Matthew-Matt- Smith-Mr.Smith (teacher)
Ethan Smith (Matt’s husband)
After my mom died from a car accident, my dad started drinking and he ended up marrying a woman that he met almost 4 months after my mom died. My dad, if you even wanna call him that, let me finish my last 2 months of my freshman year before moving me all the way from Wyoming to Florida; away from my friends, my animals, and my life that I have built and made for myself. I have struggled with depression my entire life but I had been getting better then the move happened. Self harm was how I dealt with my feelings along with music. When we moved in with Elizabeth and her 3 bratty kids, I immediately felt unwanted and alone, so I went back to my old ways of coping because no one was there to stop me. She wanted me to call her mom, but I refuse to, she wasn’t my mom and she would never be. I never would be able to call anyone mom again, even my “dad” I stopped calling him that in my head months ago. I promised myself that would never call anyone mom or dad again. I tried making friends but it was hard to in the middle of summer, no one wanted to hang out with the new girl in town, so I kept to myself. The first day of 10th grade starts and I walk into homeroom…

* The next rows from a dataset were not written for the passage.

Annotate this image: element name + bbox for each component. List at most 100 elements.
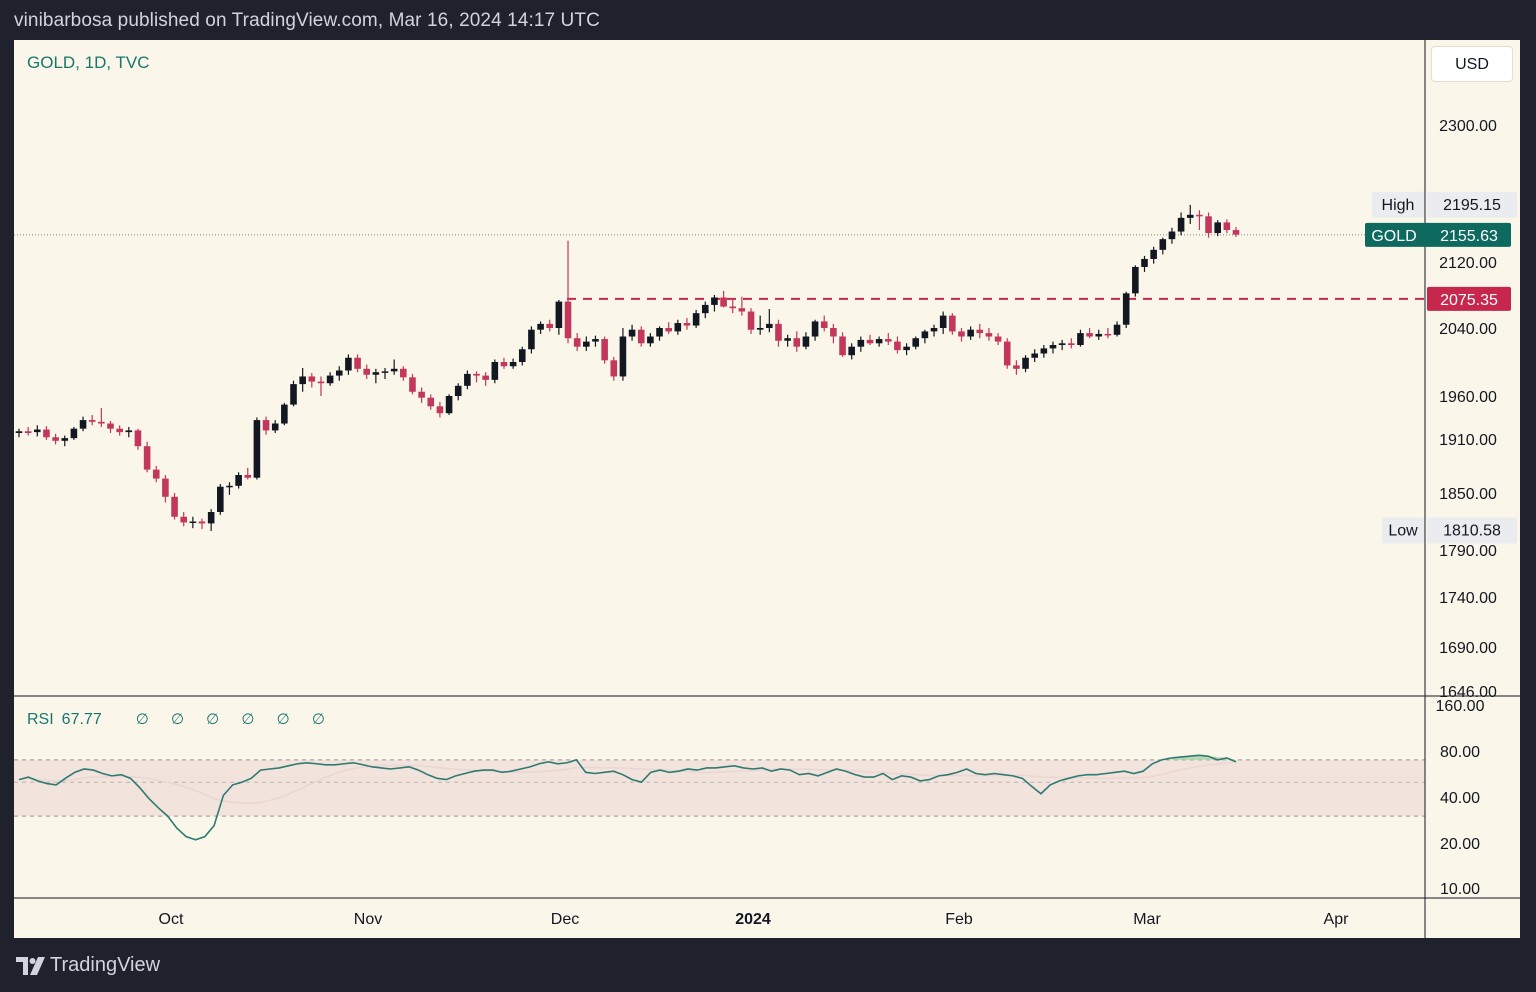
candle [674,319,682,335]
candle-body [958,331,965,337]
candle [528,326,535,354]
candle [1022,355,1029,373]
candle-body [848,346,855,356]
candle-body [500,362,508,367]
candle-body [1095,333,1103,337]
candle [1049,341,1057,354]
candle [1141,255,1148,272]
candle [610,356,618,381]
candle [1232,226,1240,237]
candle-body [701,304,709,314]
candle-body [271,423,279,431]
candle [555,299,563,335]
chart-canvas[interactable]: 2300.00 2120.00 2040.00 1960.00 1910.00 1850.… [14,40,1520,938]
candle-body [537,323,544,330]
candle [518,346,526,366]
candle-body [1077,333,1084,345]
candle [583,336,590,351]
chart-frame[interactable]: 2300.00 2120.00 2040.00 1960.00 1910.00 1850.… [14,40,1520,938]
price-tick-label: 1960.00 [1439,389,1497,406]
candle [1205,212,1212,238]
price-tick-label: 1646.00 [1439,684,1497,701]
candle-body [400,368,407,378]
candle-body [299,376,306,385]
candle-body [171,496,178,517]
candle [1031,349,1038,362]
candle [107,420,114,433]
candle [1132,265,1139,297]
price-tick-label: 2300.00 [1439,118,1497,135]
candle-body [43,429,50,438]
candle [683,318,691,330]
candle-body [738,308,746,312]
candle [1223,219,1231,234]
price-tick-label: 1910.00 [1439,432,1497,449]
candle-body [1168,231,1176,240]
candle [1168,227,1176,244]
time-tick-label: Apr [1324,911,1350,928]
candle [226,482,233,495]
candle [903,343,910,356]
symbol-legend[interactable]: GOLD, 1D, TVC [27,53,150,72]
candle-body [107,423,114,429]
candle [262,416,270,435]
price-tick-label: 1690.00 [1439,640,1497,657]
candle-body [317,381,325,384]
candle-body [34,429,41,433]
candle [537,321,544,334]
candle [290,380,297,407]
currency-button[interactable]: USD [1431,46,1513,82]
candle-body [857,339,865,347]
candle [756,315,764,335]
rsi-legend[interactable]: RSI 67.77 ∅ ∅ ∅ ∅ ∅ ∅ [27,710,334,729]
candle [601,336,608,364]
candle [766,309,773,333]
candle-body [88,420,96,422]
candle-body [262,420,270,431]
rsi-tick-label: 10.00 [1440,881,1480,898]
candle-body [98,421,105,424]
candle [34,425,41,437]
candle [1058,339,1066,351]
rsi-line [18,754,1237,841]
candle-body [1104,333,1112,336]
high-tag-label: High [1382,197,1415,214]
candle [875,336,883,347]
candle-body [1150,249,1157,259]
candle [573,333,581,351]
candle-body [610,360,618,377]
candle-body [143,446,151,470]
rsi-tick-label: 160.00 [1436,698,1485,715]
candle [253,417,261,480]
candle-body [1159,239,1167,250]
candle-body [1232,230,1240,235]
candle [1214,220,1221,237]
candle-body [573,338,581,347]
candle-body [491,362,499,380]
candle [738,296,746,316]
candle-body [720,297,727,307]
candle-body [756,328,764,330]
candle-body [747,311,755,330]
candle-body [592,339,599,342]
candle [88,414,96,426]
candle-body [564,301,572,339]
candle [1013,360,1020,375]
candle-body [134,430,142,447]
candle [464,370,471,390]
candle-body [1177,217,1185,232]
candle-body [912,338,920,347]
candle [976,323,984,339]
candle [820,315,828,332]
candle-body [189,521,197,523]
candle [628,324,636,341]
candle-body [482,375,489,380]
candle-body [518,349,526,362]
candle [619,328,627,381]
candle [592,335,599,347]
candle-body [1031,353,1038,358]
candle-body [985,333,993,337]
candle [711,295,718,312]
candle-body [1022,357,1029,369]
candle [564,240,572,344]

Ever since I started teaching I promised myself to be better than the teachers that I had in high school, especially coming from the south and being a gay man. Life had been hard but I had been able to marry the love of my life, Ethan and I loved what I did for a living. I tried to always tell my students that they were loved and cared about. After struggling with depression for all of my life I had tried to focus on the bright side of things. It had been years since I had talked to my parents but I didn’t need or want that negativity in my life. I never saw myself adopting children but who knows. Maybe when the time is right… until then my kids at school would be enough…
My past has been much different from my husband’s, even though I had been bullied like Matt in school, my parents and family had been 110% accepting of my coming out of the closet. I have gotten a lot of backlash from others when Matt and I started dating in high school, but nothing else mattered when I was with him. After we graduated from high school, he went for a teaching degree while I went for engineering. And we ended up getting official married the second it was legal for us to. I could see myself as a dad but I know Matt is weird about it, maybe one day it could happen…
If you're willing to consistently post a paragraph and want more depth than casual, try this on for size. (5-10 sentences per post, on average.)